A new study has looked into the impact of legalised euthanasia on doctors in the Netherlands, where the practice has been legal for almost 20 years. The study has uncovered some alarming results.
The authors looked into the question of what kind of pressure GPs experience when it comes to requests for euthanasia. The fact that they do experience is not disputed: a previous 2014 survey had found that 70% of doctors experienced pressure to grant a request for euthanasia and 64% of them felt an increase in this pressure over the years.
There were 6 categories of pressure identified as having been experienced by the GPs who were interviewed for the study. The study excluded those doctors who have a principled objection to euthanasia, and also those doctors who have had no experience with euthanasia.
The categories included:
- Emotional blackmail (where the patient threatened to commit suicide themselves if the doctor wouldn’t agree to the request, or a family member threatened to kill them instead);
- Where the patient takes control and won’t take no for an answer (an example given by one of the doctors was where the patient declared “I have made up my mind I want it [euthanasia] after my birthday, because I still want to celebrate my birthday”)

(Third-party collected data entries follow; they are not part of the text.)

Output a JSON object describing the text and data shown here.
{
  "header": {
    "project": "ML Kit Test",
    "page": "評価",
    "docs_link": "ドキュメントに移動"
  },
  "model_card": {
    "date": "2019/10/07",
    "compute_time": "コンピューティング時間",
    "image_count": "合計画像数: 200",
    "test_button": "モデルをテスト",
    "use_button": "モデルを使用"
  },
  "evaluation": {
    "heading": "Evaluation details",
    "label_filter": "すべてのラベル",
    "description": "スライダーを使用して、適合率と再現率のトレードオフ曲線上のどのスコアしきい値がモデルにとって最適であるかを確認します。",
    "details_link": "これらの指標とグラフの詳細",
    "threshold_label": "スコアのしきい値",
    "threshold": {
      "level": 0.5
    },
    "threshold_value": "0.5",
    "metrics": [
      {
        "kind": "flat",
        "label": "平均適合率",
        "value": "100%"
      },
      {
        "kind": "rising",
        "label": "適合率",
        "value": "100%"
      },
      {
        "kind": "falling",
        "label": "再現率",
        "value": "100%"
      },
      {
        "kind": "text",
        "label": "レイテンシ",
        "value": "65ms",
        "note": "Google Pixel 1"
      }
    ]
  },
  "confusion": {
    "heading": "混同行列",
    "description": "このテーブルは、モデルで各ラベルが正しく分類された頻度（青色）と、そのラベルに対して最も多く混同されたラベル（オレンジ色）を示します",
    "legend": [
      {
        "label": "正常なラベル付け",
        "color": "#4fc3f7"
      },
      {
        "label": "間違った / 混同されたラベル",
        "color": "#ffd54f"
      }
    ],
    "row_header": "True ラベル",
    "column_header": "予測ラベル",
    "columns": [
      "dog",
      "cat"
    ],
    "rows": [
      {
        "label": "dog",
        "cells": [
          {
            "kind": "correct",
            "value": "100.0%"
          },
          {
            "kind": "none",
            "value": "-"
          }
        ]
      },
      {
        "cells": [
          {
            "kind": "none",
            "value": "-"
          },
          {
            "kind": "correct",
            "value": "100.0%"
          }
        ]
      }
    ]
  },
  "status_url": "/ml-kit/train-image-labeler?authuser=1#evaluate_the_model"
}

- Where the doctor had doubts about whether the patient fulfils the criteria, and needed multiple meetings with the patient to satisfy themselves that the patient’s complaints of “increasing dependency and loss of control” was enough to fulfil the criteria, but felt forced by the patient to make it “too soon”;
- Counterpressure by the patient’s relatives; the difficulty experienced by doctors when the patient’s family members have conflicting views about whether euthanasia should be provided or not;
- Time pressure around referred patients (where the doctor has not had time to develop a trusting relationship but feels pressured to continue with processes already begun with other doctors); and
- Organisational pressure, where doctors described the difficulty of combining euthanasia cases with their day to day work, and the toll it takes on them personally.

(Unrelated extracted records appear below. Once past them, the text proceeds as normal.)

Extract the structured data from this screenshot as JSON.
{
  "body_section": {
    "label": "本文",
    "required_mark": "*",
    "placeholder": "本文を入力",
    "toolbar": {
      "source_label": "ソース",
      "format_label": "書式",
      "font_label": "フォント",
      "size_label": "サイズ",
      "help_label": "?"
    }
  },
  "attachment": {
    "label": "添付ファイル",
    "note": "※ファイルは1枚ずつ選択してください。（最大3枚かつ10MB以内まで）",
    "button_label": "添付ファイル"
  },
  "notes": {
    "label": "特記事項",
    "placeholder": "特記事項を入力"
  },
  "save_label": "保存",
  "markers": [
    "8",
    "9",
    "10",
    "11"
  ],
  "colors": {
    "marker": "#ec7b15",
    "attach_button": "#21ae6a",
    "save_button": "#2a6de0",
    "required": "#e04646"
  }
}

The stories relayed by the GPs are disturbing:
“If you do not help me this week I will have to jump.”
“Even after the decision to grant the euthanasia request a GP may feel herself ‘entering a theatre play’ on the day of the euthanasia. ‘The whole table was surrounded with friends who were smoking and drinking. On the table lay all sorts of jewelry that were to be divided; whether K [trainee GP] and I [GP] would want to select a nice necklace as well?”
“Another GP described his unpleasant feeling when the patient who was about to receive euthanasia opened the door himself and led the GP into the living room which was full of people as if it was a birthday party: ‘Everybody had a glass of wine in his hands, while I was preparing the euthanatica’”
There are good reasons that the medical profession is overwhelmingly opposed to euthanasia. Around the world, 107 of the 109 World Medical Association’s constituent medical associations are opposed. They know that euthanasia and assisted suicide should never be incorporated into the practice of medicine. This latest study provides further data on the negative impact the practice is having on the profession, and what happens when euthanasia is framed as a patient’s ‘right to die’. Autonomy becomes king and the doctor’s role is reduced to that of legal and practical enabler of their patient’s suicide.